One of rarest plants in UK 'flowers' after 130 years
A rare moss that lives only on very old stone walls in the Yorkshire Dales has "flowered" for the first time in more than 130 years.
Mosses do not produce flowers but they do have fruiting bodies that develop spores after sexual reproduction between male and female plants.
The previous time the endangered Nowell's limestone moss was seen with fruiting bodies was in 1866 soon after it was first discovered by a local amateur botanist, John Nowell.
Scientists from Bradford University and the Natural History Museum in London have confirmed that the moss is fruiting for the first time in living memory, raising hopes that the spores will help the moss to spread to newer walls in the Dales. Fred Rumsey, a plant diversity researcher at the museum, said Nowell's moss was one of the rarest plant species in Britain, having a range restricted to a few of the oldest stone walls dating back hundreds of years.
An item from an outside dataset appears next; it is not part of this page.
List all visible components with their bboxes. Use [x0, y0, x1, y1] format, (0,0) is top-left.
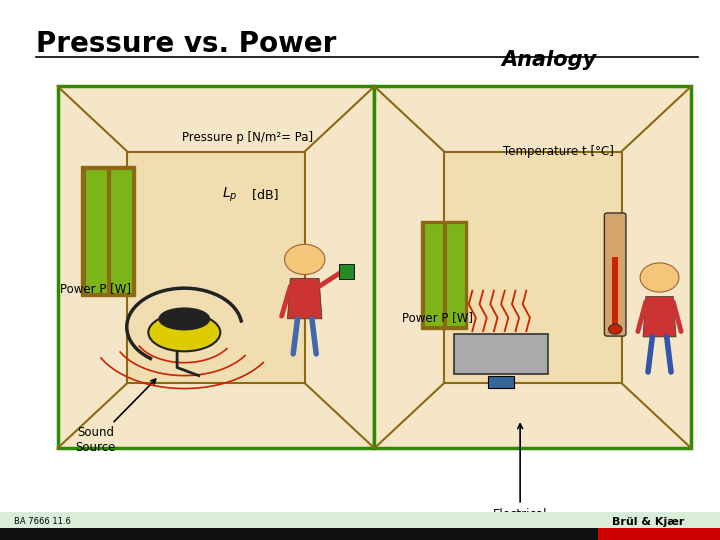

"Of the 500 moss patches we measured and recorded in the Dales, we found just one small area fruiting – a discovery that gives us a great opportunity to slow down, and possibly even halt, the extinction of a very interesting, but mostly overlooked species," Dr Rumsey said.
The fruiting patch was found on the slopes of Penyghent Hill in the Yorkshire Dales with male and female plants growing and intermingling in close proximity, which almost certainly helped to trigger the event.
"Locating the moss was very exciting, but even more so when we realised it hadn't been able to reproduce successfully all these years because the moss patches, which are either male or female, just haven't been close enough to each other to reproduce," he said.
The scientists are now working on ways of moving the male and female mosses closer to each other in the hope that they will begin to produce more fruiting bodies and more spores that could spread to newer stone walls been built over the past century.